When I request the data for a query that contains a segment I have previously defined, then the following scenario happens

The metrics such as Sessions, Users and Pageviews that are reported by the query obtained with the API are higher than the ones showed in Google Analytics Reports. I noticed that in the Reports presented by GA they mention that they are sampled. This raises doubts since I would think that the sampling effect would be to have lower metrics than the whole counted metrics.

How does this make any sense? (Metrics in the non sampled report having higher levels than the ones in the sampled report)


Solution

  • Sampling just means that the data is less accurate: it is equally likely to be greater or less than the true value.

    By way of example, suppose that I work in a company with exactly 10,000 employees. The big cheeses want to perform a very detailed survey of their workforce, to make sure that everybody's happy, but think that losing 10,000 hours of work time just isn't OK. Instead, they randomly select 1,000 staff members.

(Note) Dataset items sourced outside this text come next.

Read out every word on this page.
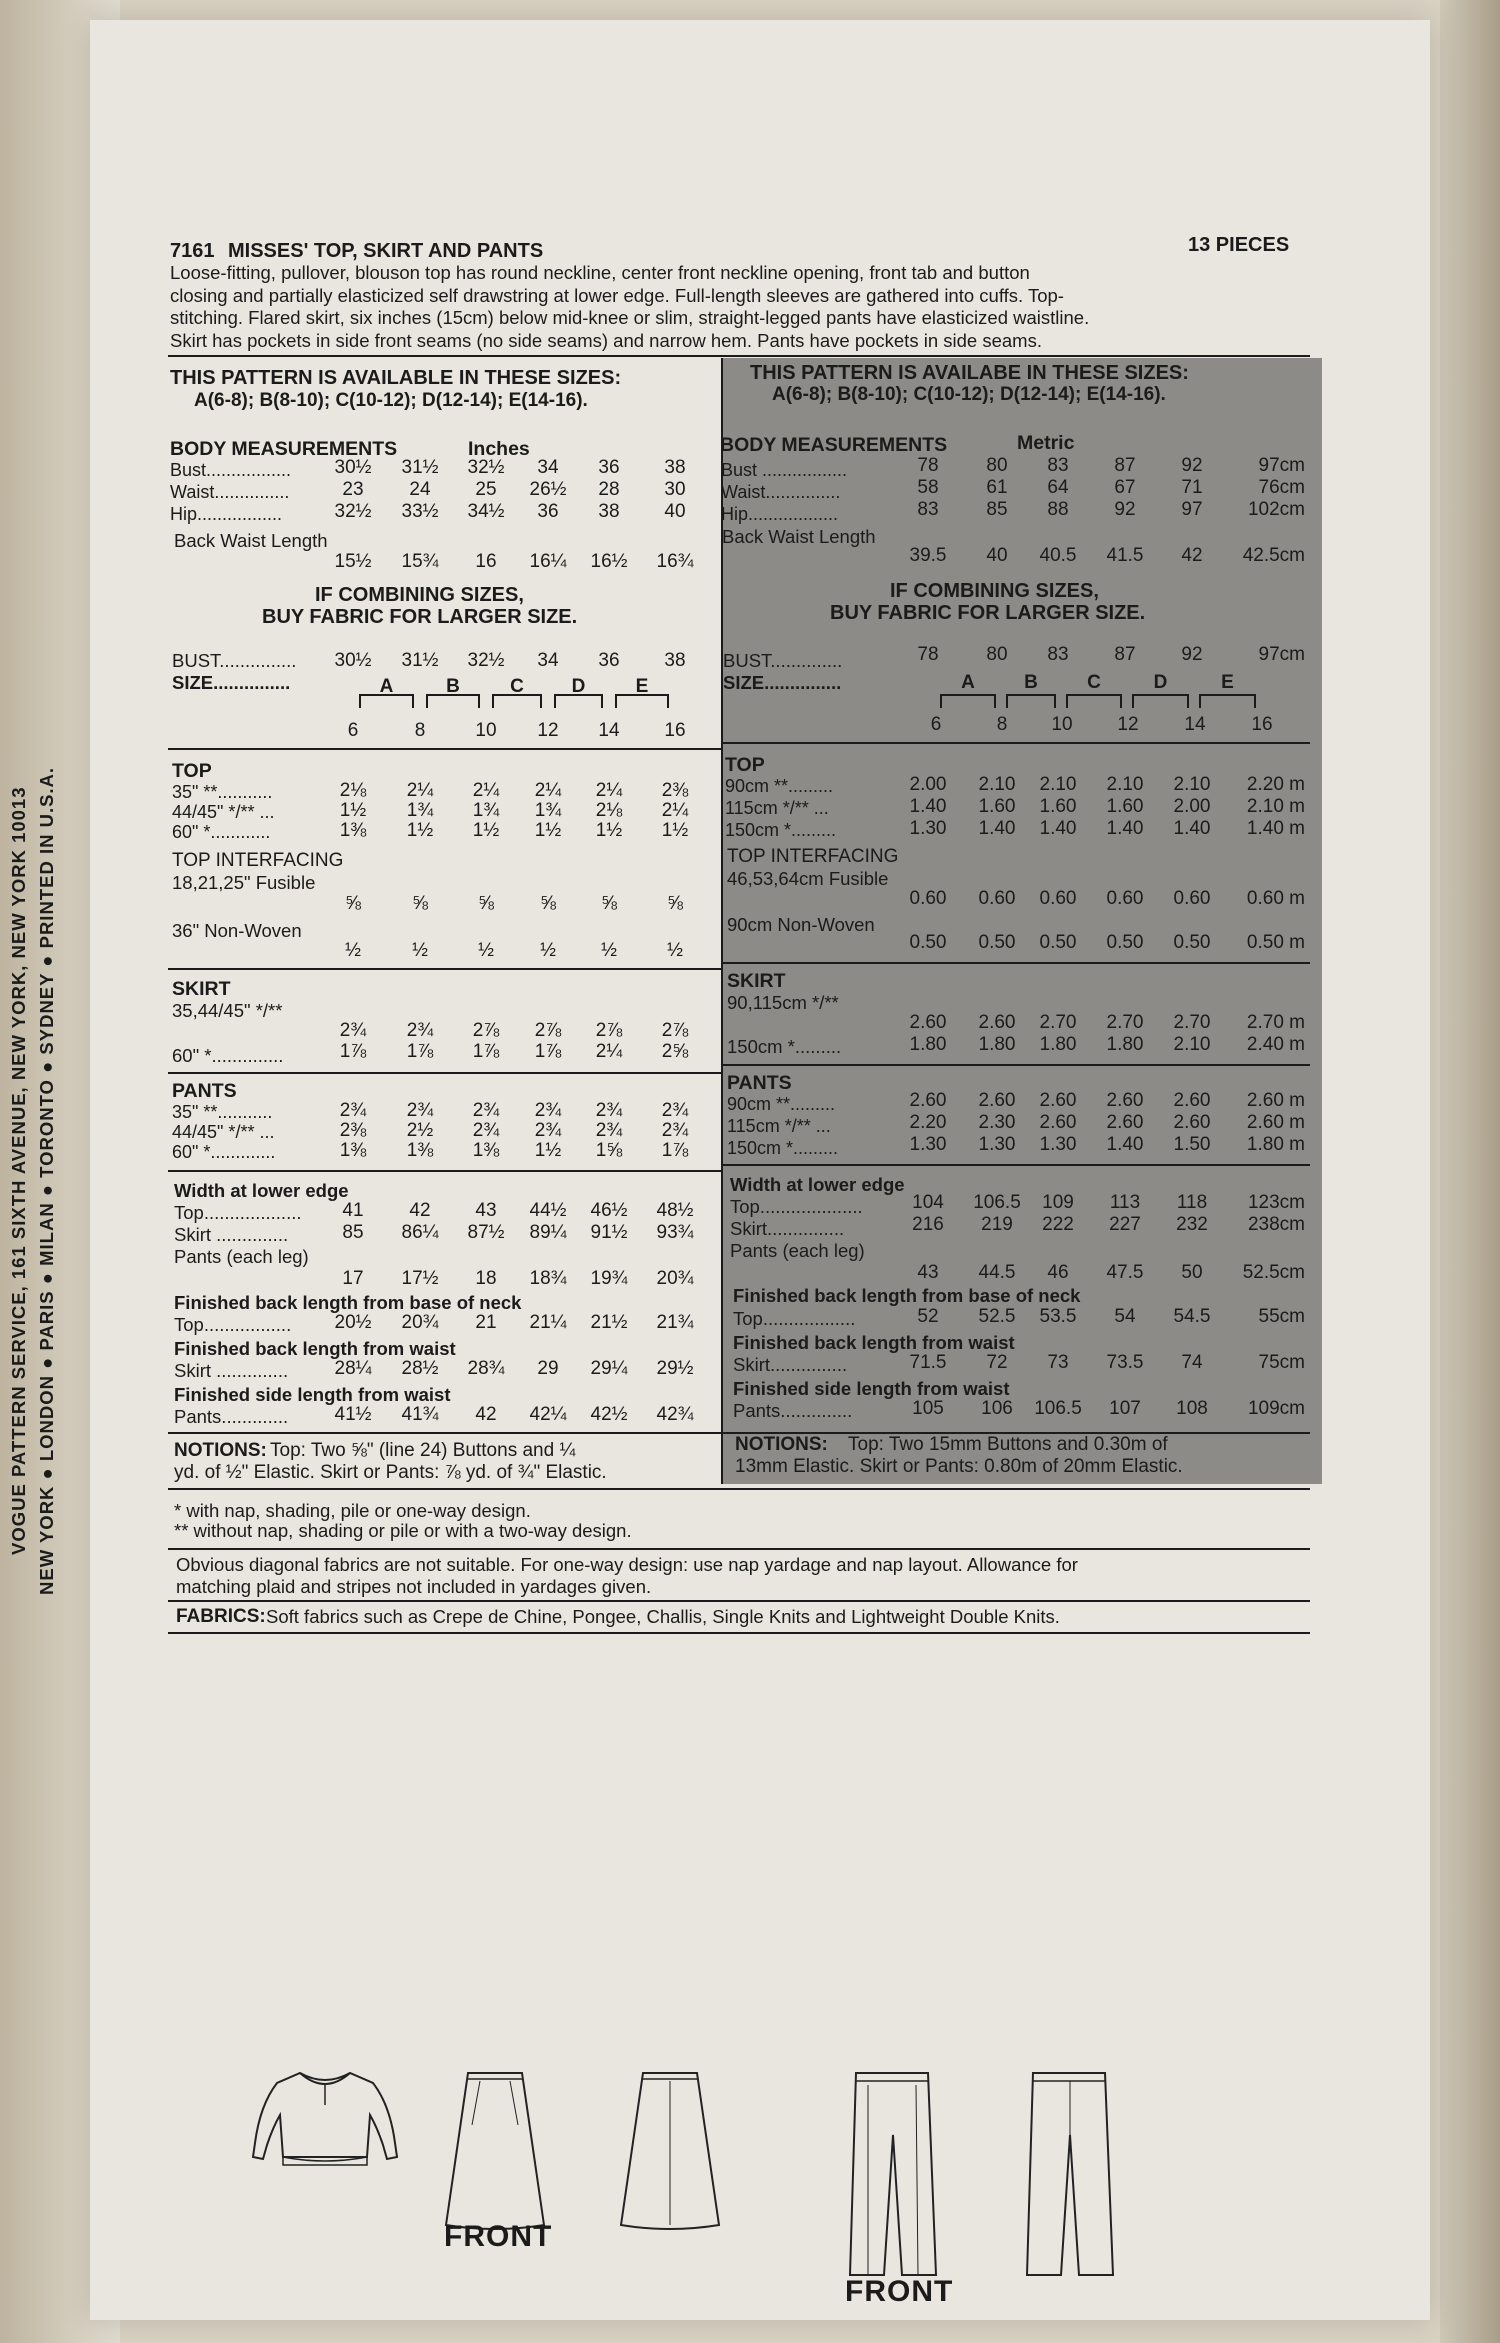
VOGUE PATTERN SERVICE, 161 SIXTH AVENUE, NEW YORK, NEW YORK 10013 NEW YORK ● LONDON ● PARIS ● MILAN ● TORONTO ● SYDNEY ● PRINTED IN U.S.A.
7161 MISSES' TOP, SKIRT AND PANTS	13 PIECES
Loose-fitting, pullover, blouson top has round neckline, center front neckline opening, front tab and button
closing and partially elasticized self drawstring at lower edge. Full-length sleeves are gathered into cuffs. Top-
stitching. Flared skirt, six inches (15cm) below mid-knee or slim, straight-legged pants have elasticized waistline.
Skirt has pockets in side front seams (no side seams) and narrow hem. Pants have pockets in side seams.
THIS PATTERN IS AVAILABLE IN THESE SIZES:
A(6-8); B(8-10); C(10-12); D(12-14); E(14-16).
BODY MEASUREMENTS	Inches
Bust.................	30½	31½	32½	34	36	38
Waist...............	23	24	25	26½	28	30
Hip.................	32½	33½	34½	36	38	40
Back Waist Length
15½	15¾	16	16¼	16½	16¾
IF COMBINING SIZES,
BUY FABRIC FOR LARGER SIZE.
BUST...............	30½	31½	32½	34	36	38
SIZE...............	A	B	C	D	E
6	8	10	12	14	16
TOP
35" **...........	2⅛	2¼	2¼	2¼	2¼	2⅜
44/45" */** ...	1½	1¾	1¾	1¾	2⅛	2¼
60" *............	1⅜	1½	1½	1½	1½	1½
TOP INTERFACING
18,21,25" Fusible
⅝	⅝	⅝	⅝	⅝	⅝
36" Non-Woven
½	½	½	½	½	½
SKIRT
35,44/45" */**
2¾	2¾	2⅞	2⅞	2⅞	2⅞
60" *..............	1⅞	1⅞	1⅞	1⅞	2¼	2⅝
PANTS
35" **...........	2¾	2¾	2¾	2¾	2¾	2¾
44/45" */** ...	2⅜	2½	2¾	2¾	2¾	2¾
60" *.............	1⅜	1⅜	1⅜	1½	1⅝	1⅞
Width at lower edge
Top...................	41	42	43	44½	46½	48½
Skirt ..............	85	86¼	87½	89¼	91½	93¾
Pants (each leg)
17	17½	18	18¾	19¾	20¾
Finished back length from base of neck
Top.................	20½	20¾	21	21¼	21½	21¾
Finished back length from waist
Skirt ..............	28¼	28½	28¾	29	29¼	29½
Finished side length from waist
Pants.............	41½	41¾	42	42¼	42½	42¾
NOTIONS: Top: Two ⅝" (line 24) Buttons and ¼
yd. of ½" Elastic. Skirt or Pants: ⅞ yd. of ¾" Elastic.
THIS PATTERN IS AVAILABE IN THESE SIZES:
A(6-8); B(8-10); C(10-12); D(12-14); E(14-16).
BODY MEASUREMENTS	Metric
Bust .................	78	80	83	87	92	97cm
Waist...............	58	61	64	67	71	76cm
Hip..................	83	85	88	92	97	102cm
Back Waist Length
39.5	40	40.5	41.5	42	42.5cm
IF COMBINING SIZES,
BUY FABRIC FOR LARGER SIZE.
BUST..............	78	80	83	87	92	97cm
SIZE...............	A	B	C	D	E
6	8	10	12	14	16
TOP
90cm **.........	2.00	2.10	2.10	2.10	2.10	2.20 m
115cm */** ...	1.40	1.60	1.60	1.60	2.00	2.10 m
150cm *.........	1.30	1.40	1.40	1.40	1.40	1.40 m
TOP INTERFACING
46,53,64cm Fusible
0.60	0.60	0.60	0.60	0.60	0.60 m
90cm Non-Woven
0.50	0.50	0.50	0.50	0.50	0.50 m
SKIRT
90,115cm */**
2.60	2.60	2.70	2.70	2.70	2.70 m
150cm *.........	1.80	1.80	1.80	1.80	2.10	2.40 m
PANTS
90cm **.........	2.60	2.60	2.60	2.60	2.60	2.60 m
115cm */** ...	2.20	2.30	2.60	2.60	2.60	2.60 m
150cm *.........	1.30	1.30	1.30	1.40	1.50	1.80 m
Width at lower edge
Top....................	104	106.5	109	113	118	123cm
Skirt...............	216	219	222	227	232	238cm
Pants (each leg)
43	44.5	46	47.5	50	52.5cm
Finished back length from base of neck
Top..................	52	52.5	53.5	54	54.5	55cm
Finished back length from waist
Skirt...............	71.5	72	73	73.5	74	75cm
Finished side length from waist
Pants..............	105	106	106.5	107	108	109cm
NOTIONS: Top: Two 15mm Buttons and 0.30m of
13mm Elastic. Skirt or Pants: 0.80m of 20mm Elastic.
* with nap, shading, pile or one-way design.
** without nap, shading or pile or with a two-way design.
Obvious diagonal fabrics are not suitable. For one-way design: use nap yardage and nap layout. Allowance for
matching plaid and stripes not included in yardages given.
FABRICS: Soft fabrics such as Crepe de Chine, Pongee, Challis, Single Knits and Lightweight Double Knits.
FRONT
FRONT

So long as the selection is truly random, that should be a representative sample, meaning that the gender balance, ethnicity, percentage with kids, average commute time etc. of this group will be roughly the same as the workforce as a whole.

    Similarly, if you ask Google Analytics to run a report that requires a lot of aggregation, it might decide to look at only half your data. even the simplest requests often require a lot of computation; from their perspective it's much cheaper to randomly select only 40% or 50% of the sessions in that period, and scale the results up.

    They multiply the results afterwards to compensate, so the results that you see will be approximately equal to the true value. The biggest variation will come in things that don't happen very often; suppose you had an event for 'someone just spent £1,000' that's likely to take place once a year. If this randomly comes up in Google's sample, it might decide that it happens twice a year. Otherwise, it might think it never happens.

    If you're facing heavy sampling, there are several ways to avoid it. I recommend the following:

    • Avoid the Users metric; it's one of the most time consuming to calculate.
    • Keep your time periods short.
    • Avoid using complicated segments.
    • Try not to use too many dimensions at once.
    • Try not to have so many hits! Do you have a ton of superfluous events? Are you using the same code on more than one site? Overusing Virtual Page Views?

    If you have Google Analytics Premium, you can request Unsampled reports, although you should watch out for the exported totals given for the Users metric; they still screw this up.

    Sampling can happen at any rate; in extreme situations they might cut you down to less than 1% of sessions. You should take any sampled stats with a pinch of salt, but also understand that they know what they're doing. If you're sample size is 50% or more, you're fine. Any less than 40% and you should start to be worried. If you're getting less than about 1% you're really stretching Google Analytics beyond its breaking point, so don't be surprised if it's not doing its best to help you.